(Ilustración: Giovanni Tazza)
(Ilustración: Giovanni Tazza)
Raúl Castro

La alucinante escena final de la película , con Charlton Heston –teniente Taylor en la ficción– gritando desconsoladamente frente a los restos de la Estatua de la Libertad “lo hicieron, malditos, lo destruyeron todo”, es totalmente implacable transmitiendo su desolación. Cincuenta años después de aquel lloroso responso por una de las más potentes alegorías de lo que pudo (¿puede?) ser nuestra especie humana autodestruyéndose por su ambición de jugar a ser Dios, sin medir las consecuencias, aún no podemos relajarnos del todo.  

Estrenada en las salas de cine en marzo de 1968, en un mundo convulsionado con el estrés de la Guerra Fría, “El planeta de los simios” fue el primero de una serie de cuatro sucesivos filmes que constituyeron la más perturbadora advertencia sobre los caminos accidentados que la humanidad puede sufrir si no aquilata adecuadamente su impetuosa –y con frecuencia irresponsable– marcha hacia la sostenibilidad de sus entornos.  

Los que luego la vimos, remecidos, una y otra vez en la televisión, tampoco pudimos escapar de su severo efecto terapéutico. Y es que su ‘storytelling’ reflejaba la historia misma de nuestra especie: era el año 3978 en la Tierra, y el planeta experimentaba un futuro en el que los simios gobernaban y los humanos obedecían, subordinados sin voz, raciocinio ni voluntad. Ellos eran los civilizados y los humanos los animales. Era el resultado de una desastrosa gestión de la libertad por parte de quienes utilizaron sus conocimientos no solo para acabarse unos a otros, sino para traerse abajo consigo el mismísimo orden natural que 70 mil años de dominio del ‘Homo sapiens’ habían formado. 

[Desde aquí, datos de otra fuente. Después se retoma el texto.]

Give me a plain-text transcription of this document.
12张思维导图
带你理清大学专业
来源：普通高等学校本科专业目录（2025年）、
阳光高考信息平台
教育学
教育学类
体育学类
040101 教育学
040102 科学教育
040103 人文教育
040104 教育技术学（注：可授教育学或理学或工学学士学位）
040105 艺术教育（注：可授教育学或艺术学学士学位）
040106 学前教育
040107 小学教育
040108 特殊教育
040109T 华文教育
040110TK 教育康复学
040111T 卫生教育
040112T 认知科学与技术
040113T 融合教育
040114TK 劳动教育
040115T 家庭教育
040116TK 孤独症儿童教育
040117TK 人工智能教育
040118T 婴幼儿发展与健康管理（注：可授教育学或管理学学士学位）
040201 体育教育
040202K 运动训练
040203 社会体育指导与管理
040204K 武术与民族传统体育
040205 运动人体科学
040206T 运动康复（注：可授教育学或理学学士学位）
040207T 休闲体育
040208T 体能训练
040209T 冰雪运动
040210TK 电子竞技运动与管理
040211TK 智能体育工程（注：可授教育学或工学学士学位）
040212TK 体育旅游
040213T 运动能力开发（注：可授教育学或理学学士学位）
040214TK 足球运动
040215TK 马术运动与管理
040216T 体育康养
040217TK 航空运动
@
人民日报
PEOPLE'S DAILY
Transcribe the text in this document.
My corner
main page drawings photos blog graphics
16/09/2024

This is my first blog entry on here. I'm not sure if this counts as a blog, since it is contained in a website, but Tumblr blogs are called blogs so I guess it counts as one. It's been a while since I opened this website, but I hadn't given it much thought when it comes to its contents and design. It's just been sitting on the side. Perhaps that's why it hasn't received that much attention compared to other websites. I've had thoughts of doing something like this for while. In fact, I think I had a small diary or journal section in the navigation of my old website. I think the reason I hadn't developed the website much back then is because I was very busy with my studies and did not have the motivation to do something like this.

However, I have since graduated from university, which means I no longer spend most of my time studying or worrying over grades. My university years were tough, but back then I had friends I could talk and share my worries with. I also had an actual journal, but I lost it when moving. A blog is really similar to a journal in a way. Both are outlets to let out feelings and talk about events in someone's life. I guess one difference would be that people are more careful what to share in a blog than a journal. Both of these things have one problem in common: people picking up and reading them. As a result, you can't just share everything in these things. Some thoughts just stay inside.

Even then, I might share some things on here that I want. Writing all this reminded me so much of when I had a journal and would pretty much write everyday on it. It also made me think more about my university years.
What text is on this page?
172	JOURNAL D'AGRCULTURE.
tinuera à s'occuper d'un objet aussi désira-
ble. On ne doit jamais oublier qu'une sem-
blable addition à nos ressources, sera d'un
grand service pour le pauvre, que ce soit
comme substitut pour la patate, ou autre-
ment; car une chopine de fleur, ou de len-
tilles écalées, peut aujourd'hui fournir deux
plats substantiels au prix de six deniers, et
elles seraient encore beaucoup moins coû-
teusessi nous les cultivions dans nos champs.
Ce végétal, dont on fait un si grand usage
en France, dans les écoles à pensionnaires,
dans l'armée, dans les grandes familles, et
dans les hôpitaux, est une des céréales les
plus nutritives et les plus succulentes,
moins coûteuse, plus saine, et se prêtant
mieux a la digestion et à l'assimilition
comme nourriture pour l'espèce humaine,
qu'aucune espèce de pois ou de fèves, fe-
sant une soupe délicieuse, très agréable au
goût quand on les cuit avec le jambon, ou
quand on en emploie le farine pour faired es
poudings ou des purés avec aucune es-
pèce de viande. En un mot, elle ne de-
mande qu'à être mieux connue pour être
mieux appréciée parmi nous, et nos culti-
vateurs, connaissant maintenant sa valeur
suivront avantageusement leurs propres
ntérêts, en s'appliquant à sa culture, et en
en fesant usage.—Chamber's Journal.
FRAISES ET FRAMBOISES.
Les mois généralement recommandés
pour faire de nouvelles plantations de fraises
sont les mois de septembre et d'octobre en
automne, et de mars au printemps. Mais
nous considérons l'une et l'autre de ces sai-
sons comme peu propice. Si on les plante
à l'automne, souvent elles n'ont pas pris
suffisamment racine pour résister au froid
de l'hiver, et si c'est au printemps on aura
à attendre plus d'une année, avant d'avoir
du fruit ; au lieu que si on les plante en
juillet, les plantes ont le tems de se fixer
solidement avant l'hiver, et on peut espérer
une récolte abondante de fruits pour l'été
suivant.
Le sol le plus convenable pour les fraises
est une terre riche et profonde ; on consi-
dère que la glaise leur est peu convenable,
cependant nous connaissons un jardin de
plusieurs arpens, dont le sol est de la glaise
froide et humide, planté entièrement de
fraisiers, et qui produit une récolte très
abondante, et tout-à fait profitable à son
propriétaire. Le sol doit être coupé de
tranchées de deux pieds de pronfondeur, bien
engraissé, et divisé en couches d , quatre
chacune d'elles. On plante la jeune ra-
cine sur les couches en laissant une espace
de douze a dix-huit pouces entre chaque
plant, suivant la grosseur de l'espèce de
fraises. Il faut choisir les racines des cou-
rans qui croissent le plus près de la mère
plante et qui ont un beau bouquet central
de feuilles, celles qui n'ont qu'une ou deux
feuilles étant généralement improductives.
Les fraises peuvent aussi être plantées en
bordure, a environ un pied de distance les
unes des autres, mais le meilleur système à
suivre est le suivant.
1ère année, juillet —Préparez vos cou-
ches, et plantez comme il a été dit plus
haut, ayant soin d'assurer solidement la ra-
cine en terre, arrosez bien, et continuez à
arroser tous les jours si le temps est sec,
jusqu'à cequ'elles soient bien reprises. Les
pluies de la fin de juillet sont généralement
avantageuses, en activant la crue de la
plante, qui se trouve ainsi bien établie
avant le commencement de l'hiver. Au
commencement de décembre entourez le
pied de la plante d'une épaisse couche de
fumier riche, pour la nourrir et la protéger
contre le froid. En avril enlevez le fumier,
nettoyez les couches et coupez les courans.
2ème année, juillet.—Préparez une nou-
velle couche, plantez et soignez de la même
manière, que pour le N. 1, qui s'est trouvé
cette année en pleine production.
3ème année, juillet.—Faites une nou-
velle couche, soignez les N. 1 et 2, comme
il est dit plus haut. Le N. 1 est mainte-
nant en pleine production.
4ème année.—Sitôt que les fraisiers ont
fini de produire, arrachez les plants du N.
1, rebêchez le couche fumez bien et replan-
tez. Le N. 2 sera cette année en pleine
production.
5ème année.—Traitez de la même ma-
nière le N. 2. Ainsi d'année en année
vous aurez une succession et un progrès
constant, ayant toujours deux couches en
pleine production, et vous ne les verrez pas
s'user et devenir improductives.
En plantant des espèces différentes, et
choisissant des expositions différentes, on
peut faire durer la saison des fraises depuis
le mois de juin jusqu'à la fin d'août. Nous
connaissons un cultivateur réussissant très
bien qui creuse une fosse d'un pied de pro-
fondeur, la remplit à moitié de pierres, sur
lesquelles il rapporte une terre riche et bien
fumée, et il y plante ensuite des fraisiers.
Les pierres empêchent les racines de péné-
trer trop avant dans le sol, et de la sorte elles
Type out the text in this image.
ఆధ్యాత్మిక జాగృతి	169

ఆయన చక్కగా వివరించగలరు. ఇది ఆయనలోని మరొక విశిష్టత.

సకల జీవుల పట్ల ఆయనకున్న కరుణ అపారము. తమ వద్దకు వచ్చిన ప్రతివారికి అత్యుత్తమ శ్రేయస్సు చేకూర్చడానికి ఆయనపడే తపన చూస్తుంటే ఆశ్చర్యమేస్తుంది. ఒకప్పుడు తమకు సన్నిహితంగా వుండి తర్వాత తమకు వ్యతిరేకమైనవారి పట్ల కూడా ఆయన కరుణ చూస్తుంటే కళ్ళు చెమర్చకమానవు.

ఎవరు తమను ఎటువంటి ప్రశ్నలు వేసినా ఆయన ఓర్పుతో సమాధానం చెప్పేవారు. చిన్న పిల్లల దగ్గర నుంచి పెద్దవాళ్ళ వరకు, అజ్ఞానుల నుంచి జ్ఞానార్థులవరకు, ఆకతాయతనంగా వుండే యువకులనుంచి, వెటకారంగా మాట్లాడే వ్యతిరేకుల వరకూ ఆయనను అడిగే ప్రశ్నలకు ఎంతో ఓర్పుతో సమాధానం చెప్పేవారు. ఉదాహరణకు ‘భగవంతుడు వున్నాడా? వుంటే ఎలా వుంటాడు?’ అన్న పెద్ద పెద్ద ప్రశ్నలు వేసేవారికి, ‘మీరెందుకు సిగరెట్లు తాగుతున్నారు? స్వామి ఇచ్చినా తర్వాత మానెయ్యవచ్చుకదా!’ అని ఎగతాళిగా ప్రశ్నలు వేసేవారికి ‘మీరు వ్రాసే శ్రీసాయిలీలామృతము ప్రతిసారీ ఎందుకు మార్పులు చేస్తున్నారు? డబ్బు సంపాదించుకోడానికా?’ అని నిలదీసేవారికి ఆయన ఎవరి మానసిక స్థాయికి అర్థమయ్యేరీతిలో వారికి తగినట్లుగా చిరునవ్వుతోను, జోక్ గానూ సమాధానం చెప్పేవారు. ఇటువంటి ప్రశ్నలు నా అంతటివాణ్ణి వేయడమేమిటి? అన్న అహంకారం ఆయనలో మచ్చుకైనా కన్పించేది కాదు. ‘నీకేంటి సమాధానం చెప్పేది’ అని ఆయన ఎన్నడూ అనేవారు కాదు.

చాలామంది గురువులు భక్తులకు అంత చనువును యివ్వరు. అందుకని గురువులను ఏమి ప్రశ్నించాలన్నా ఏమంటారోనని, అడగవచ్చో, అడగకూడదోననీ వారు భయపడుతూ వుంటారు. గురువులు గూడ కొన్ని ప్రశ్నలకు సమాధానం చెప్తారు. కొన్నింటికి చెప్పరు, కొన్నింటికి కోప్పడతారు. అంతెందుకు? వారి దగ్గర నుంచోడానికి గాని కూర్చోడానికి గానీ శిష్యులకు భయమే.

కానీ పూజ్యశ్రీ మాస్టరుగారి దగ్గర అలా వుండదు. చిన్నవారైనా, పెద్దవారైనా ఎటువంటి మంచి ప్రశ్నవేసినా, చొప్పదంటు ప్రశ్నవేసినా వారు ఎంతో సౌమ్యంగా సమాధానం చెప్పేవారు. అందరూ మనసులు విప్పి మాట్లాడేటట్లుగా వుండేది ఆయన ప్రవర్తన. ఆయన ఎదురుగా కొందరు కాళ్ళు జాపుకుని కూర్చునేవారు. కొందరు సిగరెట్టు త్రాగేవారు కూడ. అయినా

¿Qué detonó este cambio civilizatorio en el mundo? Fue la hecatombe nuclear, la mayor pesadilla de la era de la Guerra Fría. Fue el desastre sistémico del uso inadecuado de tecnología bélica y brutal entonces formulada para lograr, supuestamente, el “equilibrio estratégico”. La alegoría recurrente en ese marco era llegar al final con un líder enajenado “apretando un botón”. Una imagen que hoy personas como Donald Trump o Kim Jong-un actualizan en las noticias. 

El filme fue también un punto de quiebre en las grandes narrativas culturales de la época. En esa línea, “El planeta de los simios” fue lo que Frankenstein para la Revolución Industrial –el horror a la máquina– o Godzilla para el Japón de la posguerra –la contaminación radiactiva–. La mitología que propuso fue tan efectiva que generó tras su estreno cuatro secuelas, una serie de televisión, otra de dibujos animados, videojuegos, cómics y, más recientemente, tres impactantes películas que mantienen la angustia frente a la tesis medular que se pone en discusión: ¿puede el hombre jugar a ser Dios?  

En este ‘reboot’, iniciado en el 2011 con “El planeta de los simios: (R)evolución”, el empoderamiento de los primates con la facultad del lenguaje se da luego de que el científico Will Rodman –interpretado por James Franco– en su intento por desarrollar una cura para el Alzheimer –que sufre su padre– prueba un retrovirus genéticamente modificado en chimpancés. El virus muta en los simios propiciándoles la capacidad del habla, consecuentemente, también de pensamiento abstracto y de racionalidad. Su búsqueda impetuosa sin protocolos responsables tiene consecuencias: una criatura más humana que su creador. 

Cincuenta años después de gestado este universo se están organizando sentidas conmemoraciones. La más notable es la de la Universidad del Sur de California en la que, el mes pasado, hubo conferencias para discutir su legado, y en donde se podrá apreciar hasta fin de año una exposición con el vestuario, las locaciones y fotografías de la sociedad que los simios ‘construyeron’. Los conversatorios se han centrado en los caminos de la manipulación genética y en sus impactos, aunque, sobre todo, en la ética de su manejo.  

El manejo ético de la vida es, pues, lo que está hoy en cuestión y en donde se pueden encontrar, o colisionar, la ciencia con la política, y la sabiduría con la ciudadanía. Frente a ello, las lecciones de Stephen Hawking son iluminadoras: seamos conscientes de que las leyes de la evolución no son constantes ni unilineales. Todo lo contrario. La evolución responderá a las formas en que los actores se organizan para lograr el mayor bienestar común. No estamos tarde para escucharlo.